Volkswagen ne mise plus sur ses technologies maison contre BYD en Chine.
Volkswagen confie l’architecture de toutes ses voitures électriques et hybrides vendues en Chine au constructeur chinois Xpeng d’ici 2030. En 2025, Volkswagen a dégringolé à la troisième place en Chine, dépassé par BYD et Geely, avec une chute des immatriculations de 8 % sur l’année.

Dans l’usine d’Anhui, loin de ses bastions allemands de Wolfsburg, Volkswagen organise silencieusement sa transformation en Chine. L’annonce faite à Reuters cette semaine constitue un tournant capital : d’ici quatre ans, tous les modèles destinés au marché chinois reposeront sur l’architecture CEA, co-développée avec Xpeng. Cela révèle un échec manifeste pour un groupe qui était encore perçu comme une référence en Chine il y a quelques années.
Les chiffres sont éclairants. Cette plateforme permet de produire 30 % plus rapidement et 40 % moins cher que l’architecture MEB développée en Allemagne. Le délai entre le concept et la production ? Seulement 18 mois. De quoi susciter des froncements de sourcils à Stuttgart et Wolfsburg, où l’ingénierie allemande est traditionnellement vantée.
Finn Cemmasson, responsable de l’intégration logicielle et matérielle, le reconnaît clairement : le groupe a dû « s’adapter à la vitesse chinoise et aux attentes des clients chinois ». En d’autres termes : les méthodes allemandes ne sont plus efficaces sur ce marché extrêmement concurrentiel. La première voiture issue de ce partenariat, l’ID. Unyx 07, est sortie des chaînes la semaine dernière. Une dizaine de modèles supplémentaires sont prévus pour l’année prochaine, y compris des véhicules à moteur thermique.

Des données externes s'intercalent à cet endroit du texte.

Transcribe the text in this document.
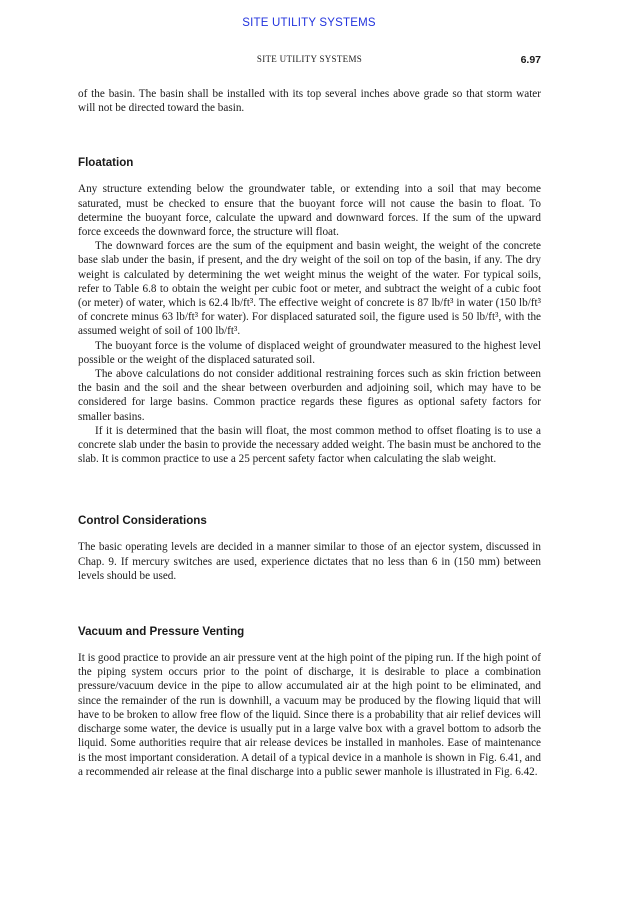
SITE UTILITY SYSTEMS
SITE UTILITY SYSTEMS	6.97

of the basin. The basin shall be installed with its top several inches above grade so that storm water will not be directed toward the basin.

Floatation

Any structure extending below the groundwater table, or extending into a soil that may become saturated, must be checked to ensure that the buoyant force will not cause the basin to float. To determine the buoyant force, calculate the upward and downward forces. If the sum of the upward force exceeds the downward force, the structure will float.

The downward forces are the sum of the equipment and basin weight, the weight of the concrete base slab under the basin, if present, and the dry weight of the soil on top of the basin, if any. The dry weight is calculated by determining the wet weight minus the weight of the water. For typical soils, refer to Table 6.8 to obtain the weight per cubic foot or meter, and subtract the weight of a cubic foot (or meter) of water, which is 62.4 lb/ft³. The effective weight of concrete is 87 lb/ft³ in water (150 lb/ft³ of concrete minus 63 lb/ft³ for water). For displaced saturated soil, the figure used is 50 lb/ft³, with the assumed weight of soil of 100 lb/ft³.

The buoyant force is the volume of displaced weight of groundwater measured to the highest level possible or the weight of the displaced saturated soil.

The above calculations do not consider additional restraining forces such as skin friction between the basin and the soil and the shear between overburden and adjoining soil, which may have to be considered for large basins. Common practice regards these figures as optional safety factors for smaller basins.

If it is determined that the basin will float, the most common method to offset floating is to use a concrete slab under the basin to provide the necessary added weight. The basin must be anchored to the slab. It is common practice to use a 25 percent safety factor when calculating the slab weight.

Control Considerations

The basic operating levels are decided in a manner similar to those of an ejector system, discussed in Chap. 9. If mercury switches are used, experience dictates that no less than 6 in (150 mm) between levels should be used.

Vacuum and Pressure Venting

It is good practice to provide an air pressure vent at the high point of the piping run. If the high point of the piping system occurs prior to the point of discharge, it is desirable to place a combination pressure/vacuum device in the pipe to allow accumulated air at the high point to be eliminated, and since the remainder of the run is downhill, a vacuum may be produced by the flowing liquid that will have to be broken to allow free flow of the liquid. Since there is a probability that air relief devices will discharge some water, the device is usually put in a large valve box with a gravel bottom to adsorb the liquid. Some authorities require that air release devices be installed in manholes. Ease of maintenance is the most important consideration. A detail of a typical device in a manhole is shown in Fig. 6.41, and a recommended air release at the final discharge into a public sewer manhole is illustrated in Fig. 6.42.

Deux alliances, deux stratégies
Tandis que Volkswagen s’en remet à Xpeng pour la Chine, le groupe met en œuvre une stratégie différente avec l’américain Rivian. L’alliance RV Tech, dotée d’un budget immense de 5,8 milliards de dollars, cible les marchés européen et américain avec un objectif distinct : développer une solution logicielle à licencier à d’autres constructeurs.

Cependant, cette double stratégie met en lumière les contradictions au sein du groupe. Rivian développe exclusivement des logiciels pour véhicules entièrement électriques, tandis que Volkswagen doit prolonger la production de moteurs thermiques plus longtemps que prévu.
En conséquence, Cariad, la filiale logicielle qui devait être dissoute, subsiste à un coût exorbitant pour combler ce vide technologique. Ce coût considérable impacte inévitablement la rentabilité.
Le naufrage chinois
Les divers partenariats ne cachent pas l’essentiel : Volkswagen s’effondre en Chine. En 2025, le groupe est tombé à la troisième place, dépassé par BYD et Geely. Les immatriculations ont chuté de 8 % sur l’année, mais la débâcle est particulièrement marquée sur le segment électrique : -44 %, alors que le marché global a progressé de 32 %.
Cette chute s’explique par une lenteur face à l’accélération de l’électrification du marché chinois. Les fabricants locaux ont pris une avance technologique significative sur les logiciels, l’autonomie et l’expérience utilisateur. D’ailleurs, Xpeng a annoncé fin 2024 l’ouverture de sa partie logicielle d’aide à la conduite autonome aux partenaires commerciaux. Premier client : Volkswagen, bien entendu.